It’s an unfortunate reality of Texas politics that those of us fighting for public health and environmental protection often find ourselves on defense. This year in the Texas Legislature, we are fighting to preserve the Contested Case Hearing (CCH) process. CCHs are one method for community members to get involved in the permitting process for polluting facilities. They offer a trial-like preceding in which protestants can present evidence, call and cross examine witnesses, and obtain a ruling from an administrative law judge. Contested Case Hearings often lead to negotiations and settlements that produce stronger, more health protective permits.
Opponents of the CCH process—generally members of industry and their supporters looking to weaken there permitting process—point out that Texas’ system goes above and beyond what either the EPA or most other states require. The argument goes that Texas shouldn’t have a more onerous permitting process than any other state—otherwise businesses might flee to those states.
In fact, there is good reason for Texas to add an extra layer of protection for citizens. We have more polluting facilities in Texas than most other states, more permits and permit applications, and more citizens living next door to polluting facilities. For these reasons and more, we need extra protections in Texas.
As for the argument that businesses will locate elsewhere—it isn’t borne out by the facts in Texas. Air permits are granted in 93 days on average, faster even than in Louisiana. Fewer than one half of one percent of permit applications are referred to the Contested Case Hearing process. Those that are come out with stronger permits that are less likely to be challenged by citizens at a later date. As for whether a company has ever moved due to the threat of a contested case hearing: I no of know such examples and, despite their claims, the CCH opponents testifying on Tuesday didn’t either.

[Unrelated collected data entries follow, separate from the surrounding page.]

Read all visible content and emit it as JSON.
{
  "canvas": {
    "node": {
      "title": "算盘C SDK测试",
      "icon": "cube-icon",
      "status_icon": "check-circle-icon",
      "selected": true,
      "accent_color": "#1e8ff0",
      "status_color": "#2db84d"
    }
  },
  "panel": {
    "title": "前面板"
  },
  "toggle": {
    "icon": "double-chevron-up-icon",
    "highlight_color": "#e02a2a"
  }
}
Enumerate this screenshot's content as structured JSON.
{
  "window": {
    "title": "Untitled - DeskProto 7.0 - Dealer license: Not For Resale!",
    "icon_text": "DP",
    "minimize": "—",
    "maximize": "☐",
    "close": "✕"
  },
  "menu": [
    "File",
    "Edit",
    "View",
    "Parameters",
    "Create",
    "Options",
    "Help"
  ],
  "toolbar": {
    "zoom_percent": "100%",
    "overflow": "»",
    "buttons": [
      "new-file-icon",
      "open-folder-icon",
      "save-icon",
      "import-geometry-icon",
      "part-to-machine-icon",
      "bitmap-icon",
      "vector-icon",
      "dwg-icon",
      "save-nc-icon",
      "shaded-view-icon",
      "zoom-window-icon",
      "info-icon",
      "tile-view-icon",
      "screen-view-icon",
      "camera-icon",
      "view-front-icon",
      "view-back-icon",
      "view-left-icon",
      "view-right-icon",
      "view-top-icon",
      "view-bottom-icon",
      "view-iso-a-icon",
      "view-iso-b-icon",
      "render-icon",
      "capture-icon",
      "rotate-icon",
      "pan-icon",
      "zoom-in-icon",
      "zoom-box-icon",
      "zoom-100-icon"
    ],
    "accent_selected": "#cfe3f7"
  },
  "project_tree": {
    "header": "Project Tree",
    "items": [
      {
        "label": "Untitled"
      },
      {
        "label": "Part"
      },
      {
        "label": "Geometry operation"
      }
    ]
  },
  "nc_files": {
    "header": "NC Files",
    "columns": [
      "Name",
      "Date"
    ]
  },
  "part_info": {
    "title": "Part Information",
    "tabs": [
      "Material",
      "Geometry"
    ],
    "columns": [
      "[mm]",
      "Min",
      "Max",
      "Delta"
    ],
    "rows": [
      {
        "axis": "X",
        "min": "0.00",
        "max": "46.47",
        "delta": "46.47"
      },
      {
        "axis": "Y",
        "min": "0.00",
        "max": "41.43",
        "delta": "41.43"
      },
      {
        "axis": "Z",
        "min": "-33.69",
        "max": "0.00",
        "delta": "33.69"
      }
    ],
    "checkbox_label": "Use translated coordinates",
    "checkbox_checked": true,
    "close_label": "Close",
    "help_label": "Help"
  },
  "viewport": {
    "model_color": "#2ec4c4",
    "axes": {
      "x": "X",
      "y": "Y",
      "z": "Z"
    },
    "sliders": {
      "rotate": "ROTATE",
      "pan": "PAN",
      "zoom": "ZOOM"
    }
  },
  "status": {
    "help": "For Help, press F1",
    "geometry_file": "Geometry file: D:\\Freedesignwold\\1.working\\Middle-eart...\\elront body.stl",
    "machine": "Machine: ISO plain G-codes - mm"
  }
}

The bills before the Texas Legislature now would limit who has standing to bring a contested case, when and how evidence could be presented, and how long a contested case hearing can take. These are unnecessary restrictions on the process that would limit a citizen’s options for participation.
The Contested Case Hearing process isn’t broken in Texas, and there’s no need to fix it. We’re calling on members of the Senate Natural Resources and House Environmental Regulation committees to vote no on these bad bills. We encourage you to do the same.